With funding from the National Science Foundation, Singh and his colleagues conducted research to develop a crowdsensing tool designed to collect self-reported COVID-19 symptoms, while providing privacy guarantees to the users. The tool was launched as a mobile app on Apple Store and Google Play during the COVID pandemic. Through this research Singh specifically focused on supporting the privacy needs of users when interacting with such apps.

Singh co-authored the paper with Professor Jaideep Vaidya (principal investigator), Associate Professor Periklis Papakonstantinou (co-principal investigator), and Hafiz Asif (Ph.D. student, now an alumnus) from the Rutgers Business School Newark and New Brunswick, and Stephanie Shiau (co-principal investigator), an instructor in the Department of Biostatistics and Epidemiology at the Rutgers School of Public Health.

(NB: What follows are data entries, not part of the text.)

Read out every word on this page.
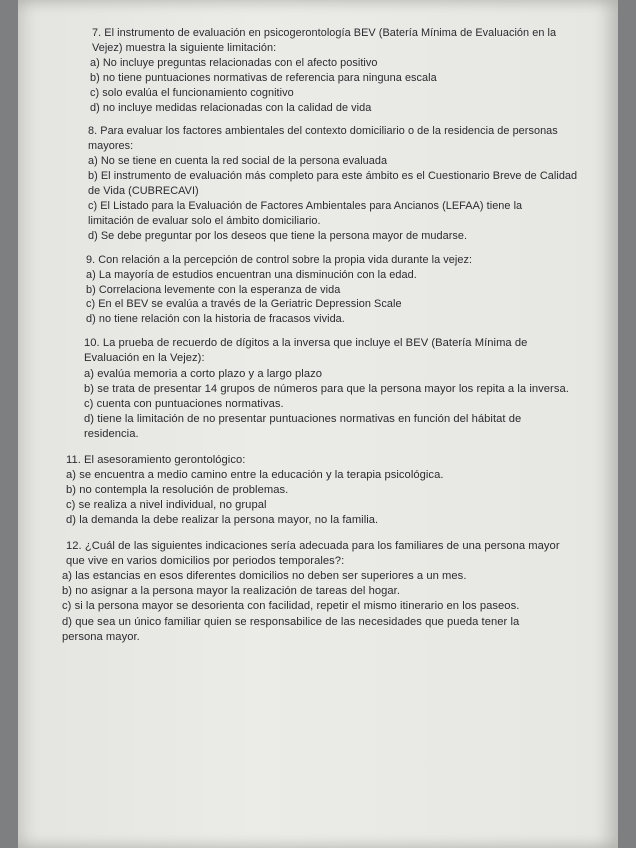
7. El instrumento de evaluación en psicogerontología BEV (Batería Mínima de Evaluación en la Vejez) muestra la siguiente limitación:

a) No incluye preguntas relacionadas con el afecto positivo

b) no tiene puntuaciones normativas de referencia para ninguna escala

c) solo evalúa el funcionamiento cognitivo

d) no incluye medidas relacionadas con la calidad de vida

8. Para evaluar los factores ambientales del contexto domiciliario o de la residencia de personas mayores:

a) No se tiene en cuenta la red social de la persona evaluada

b) El instrumento de evaluación más completo para este ámbito es el Cuestionario Breve de Calidad de Vida (CUBRECAVI)

c) El Listado para la Evaluación de Factores Ambientales para Ancianos (LEFAA) tiene la limitación de evaluar solo el ámbito domiciliario.

d) Se debe preguntar por los deseos que tiene la persona mayor de mudarse.

9. Con relación a la percepción de control sobre la propia vida durante la vejez:

a) La mayoría de estudios encuentran una disminución con la edad.

b) Correlaciona levemente con la esperanza de vida

c) En el BEV se evalúa a través de la Geriatric Depression Scale

d) no tiene relación con la historia de fracasos vivida.

10. La prueba de recuerdo de dígitos a la inversa que incluye el BEV (Batería Mínima de Evaluación en la Vejez):

a) evalúa memoria a corto plazo y a largo plazo

b) se trata de presentar 14 grupos de números para que la persona mayor los repita a la inversa.

c) cuenta con puntuaciones normativas.

d) tiene la limitación de no presentar puntuaciones normativas en función del hábitat de residencia.

11. El asesoramiento gerontológico:

a) se encuentra a medio camino entre la educación y la terapia psicológica.

b) no contempla la resolución de problemas.

c) se realiza a nivel individual, no grupal

d) la demanda la debe realizar la persona mayor, no la familia.

12. ¿Cuál de las siguientes indicaciones sería adecuada para los familiares de una persona mayor que vive en varios domicilios por periodos temporales?:

a) las estancias en esos diferentes domicilios no deben ser superiores a un mes.

b) no asignar a la persona mayor la realización de tareas del hogar.

c) si la persona mayor se desorienta con facilidad, repetir el mismo itinerario en los paseos.

d) que sea un único familiar quien se responsabilice de las necesidades que pueda tener la persona mayor.
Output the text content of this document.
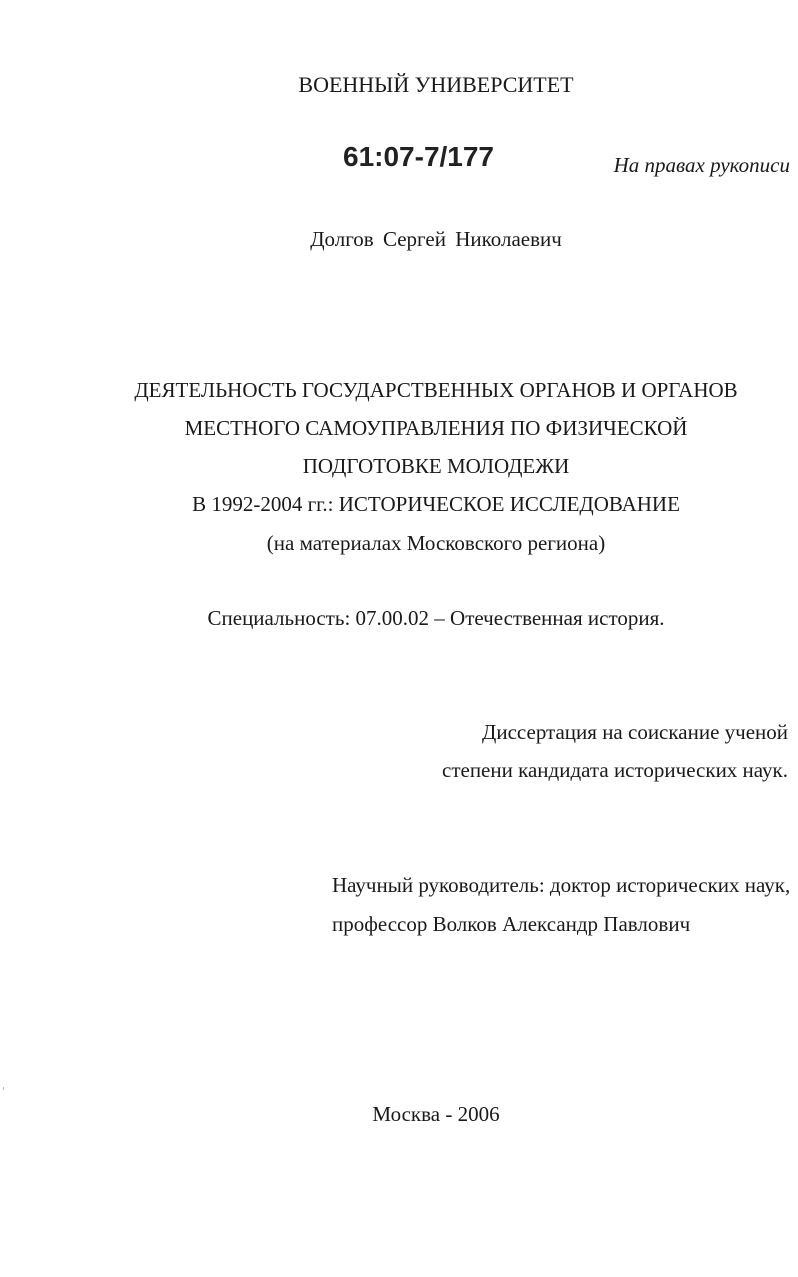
ВОЕННЫЙ УНИВЕРСИТЕТ
61:07-7/177	На правах рукописи
Долгов Сергей Николаевич
ДЕЯТЕЛЬНОСТЬ ГОСУДАРСТВЕННЫХ ОРГАНОВ И ОРГАНОВ
МЕСТНОГО САМОУПРАВЛЕНИЯ ПО ФИЗИЧЕСКОЙ
ПОДГОТОВКЕ МОЛОДЕЖИ
В 1992-2004 гг.: ИСТОРИЧЕСКОЕ ИССЛЕДОВАНИЕ
(на материалах Московского региона)
Специальность: 07.00.02 – Отечественная история.
Диссертация на соискание ученой
степени кандидата исторических наук.
Научный руководитель: доктор исторических наук,
профессор Волков Александр Павлович
Москва - 2006
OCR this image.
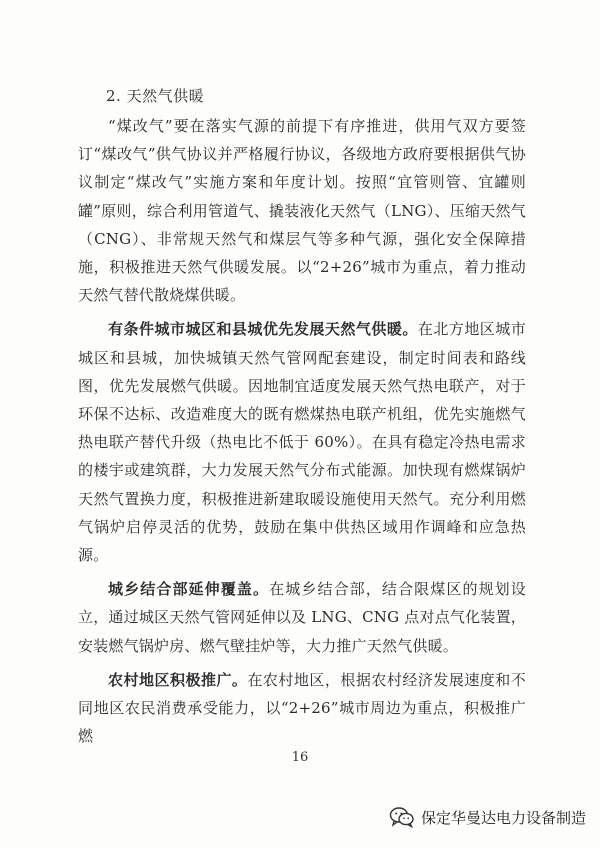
2. 天然气供暖

“煤改气”要在落实气源的前提下有序推进，供用气双方要签订“煤改气”供气协议并严格履行协议，各级地方政府要根据供气协议制定“煤改气”实施方案和年度计划。按照“宜管则管、宜罐则罐”原则，综合利用管道气、撬装液化天然气（LNG）、压缩天然气（CNG）、非常规天然气和煤层气等多种气源，强化安全保障措施，积极推进天然气供暖发展。以“2+26”城市为重点，着力推动天然气替代散烧煤供暖。

有条件城市城区和县城优先发展天然气供暖。在北方地区城市城区和县城，加快城镇天然气管网配套建设，制定时间表和路线图，优先发展燃气供暖。因地制宜适度发展天然气热电联产，对于环保不达标、改造难度大的既有燃煤热电联产机组，优先实施燃气热电联产替代升级（热电比不低于 60%）。在具有稳定冷热电需求的楼宇或建筑群，大力发展天然气分布式能源。加快现有燃煤锅炉天然气置换力度，积极推进新建取暖设施使用天然气。充分利用燃气锅炉启停灵活的优势，鼓励在集中供热区域用作调峰和应急热源。

城乡结合部延伸覆盖。在城乡结合部，结合限煤区的规划设立，通过城区天然气管网延伸以及 LNG、CNG 点对点气化装置，安装燃气锅炉房、燃气壁挂炉等，大力推广天然气供暖。

农村地区积极推广。在农村地区，根据农村经济发展速度和不同地区农民消费承受能力，以“2+26”城市周边为重点，积极推广燃

16
保定华曼达电力设备制造
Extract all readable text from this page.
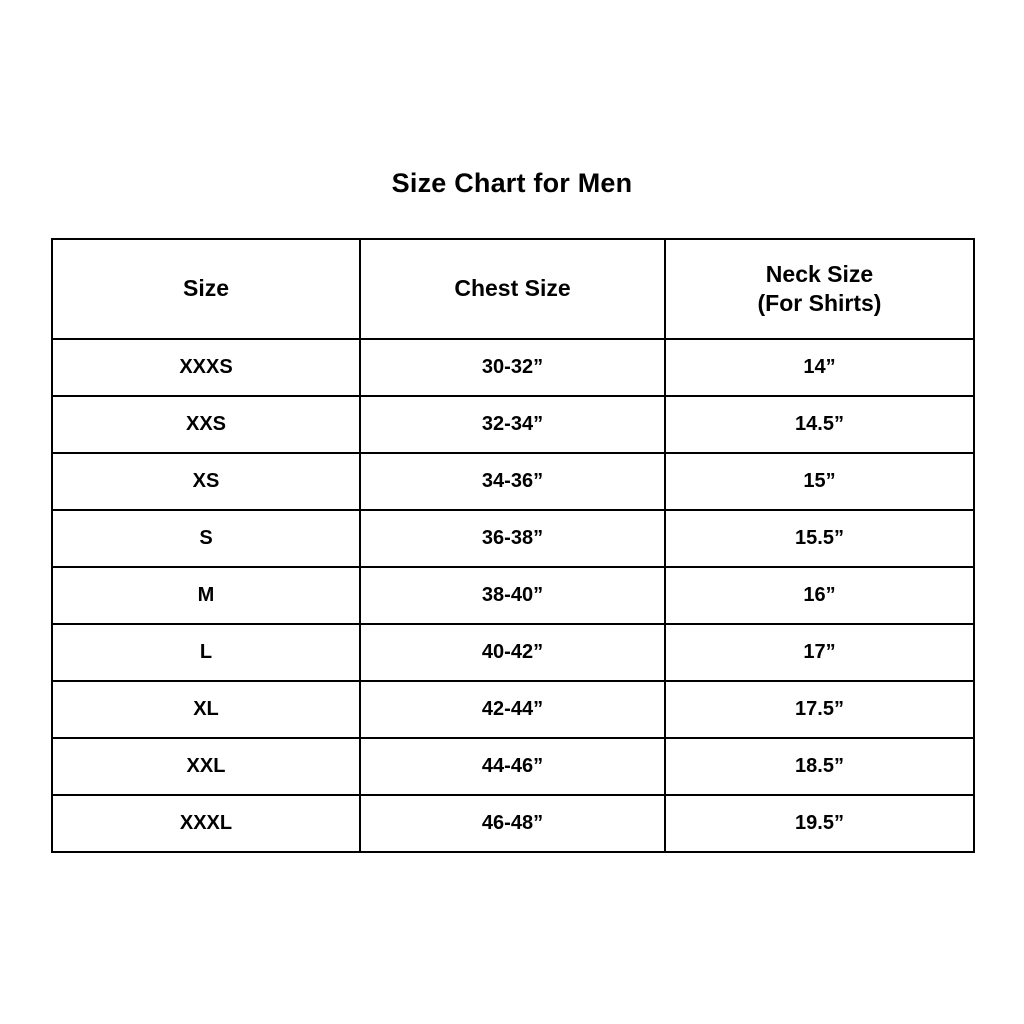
Size Chart for Men
Size	Chest Size	Neck Size
(For Shirts)

XXXS	30-32”	14”
XXS	32-34”	14.5”
XS	34-36”	15”
S	36-38”	15.5”
M	38-40”	16”
L	40-42”	17”
XL	42-44”	17.5”
XXL	44-46”	18.5”
XXXL	46-48”	19.5”
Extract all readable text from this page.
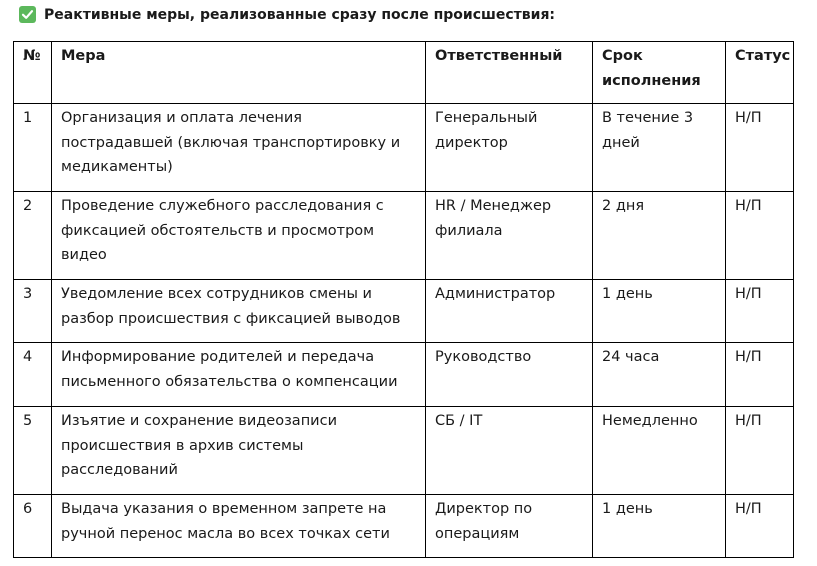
Реактивные меры, реализованные сразу после происшествия:
№	Мера	Ответственный	Срок исполнения	Статус
1	Организация и оплата лечения пострадавшей (включая транспортировку и медикаменты)	Генеральный директор	В течение 3 дней	Н/П
2	Проведение служебного расследования с фиксацией обстоятельств и просмотром видео	HR / Менеджер филиала	2 дня	Н/П
3	Уведомление всех сотрудников смены и разбор происшествия с фиксацией выводов	Администратор	1 день	Н/П
4	Информирование родителей и передача письменного обязательства о компенсации	Руководство	24 часа	Н/П
5	Изъятие и сохранение видеозаписи происшествия в архив системы расследований	СБ / IT	Немедленно	Н/П
6	Выдача указания о временном запрете на ручной перенос масла во всех точках сети	Директор по операциям	1 день	Н/П
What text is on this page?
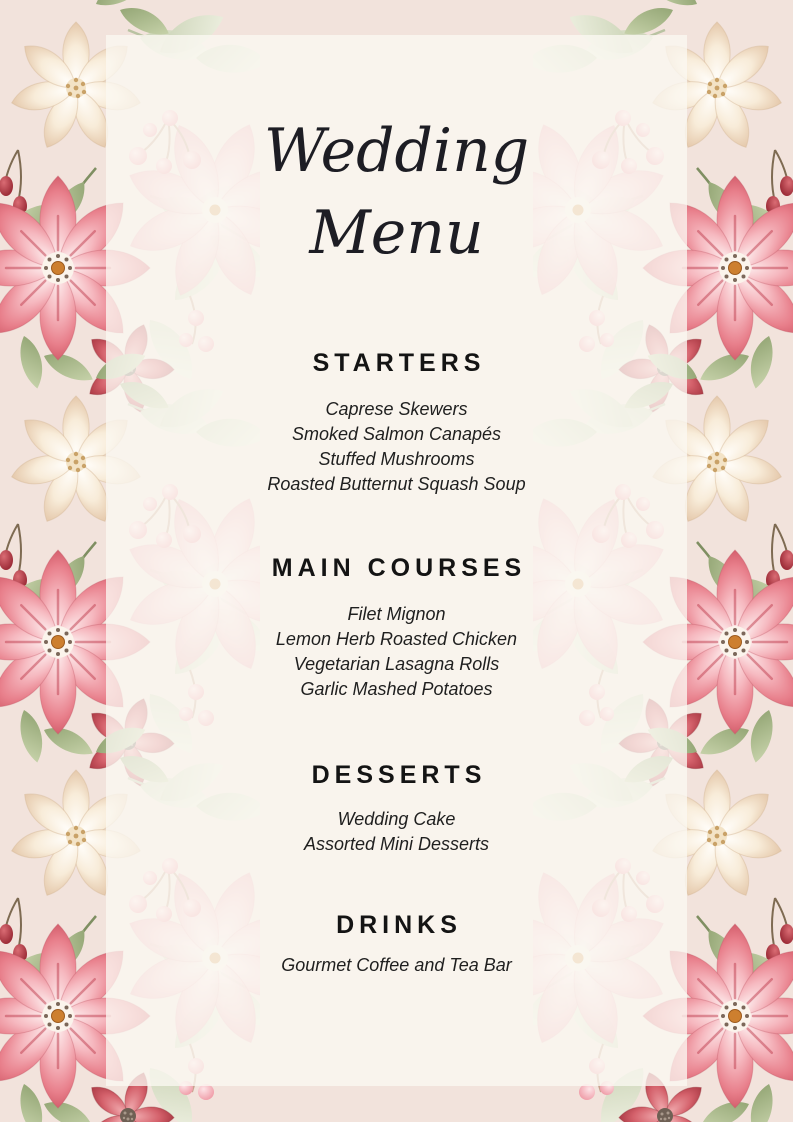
Wedding
Menu
STARTERS
Caprese Skewers
Smoked Salmon Canapés
Stuffed Mushrooms
Roasted Butternut Squash Soup
MAIN COURSES
Filet Mignon
Lemon Herb Roasted Chicken
Vegetarian Lasagna Rolls
Garlic Mashed Potatoes
DESSERTS
Wedding Cake
Assorted Mini Desserts
DRINKS
Gourmet Coffee and Tea Bar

“Crowdsensing means collecting contributions (in this case, COVID-19 related health symptoms) from a large number of people,” Singh said. “The team created a website and a mobile app where any person can self-report their symptoms such as a fever, cough etc. This information is  stored electronically and securely in real-time, and the data is processed to ensure privacy guarantees and an aggregated version of symptom information is shared with all users.”

While physical tests take and record people’s DNA, a process that also raises privacy issues, their solution fills a critical gap, Singh said, because “Not everybody is willing to undertake physical tests, nor are physical tests available for everyone. In fact, there have been cases of people falsifying their name and personal information even when being physically tested for COVID-19. This project has made it easier for individuals to self-report symptoms and get back aggregated feedback while not having to worry about the privacy aspect.”

Singh received funding from the NSF in May 2020 through their "RAPID" funding, which was designed to enable researchers to act quickly. In an open letter, the NSF announced that in response to the COVID-19 pandemic, it was inviting “researchers to use the Rapid Response Research (RAPID) funding mechanism, which allowed the NSF to receive and review proposals having a severe urgency with regard to availability of or access to data, facilities or specialized equipment as well as quick-response research on natural or anthropogenic disasters and similar unanticipated events.”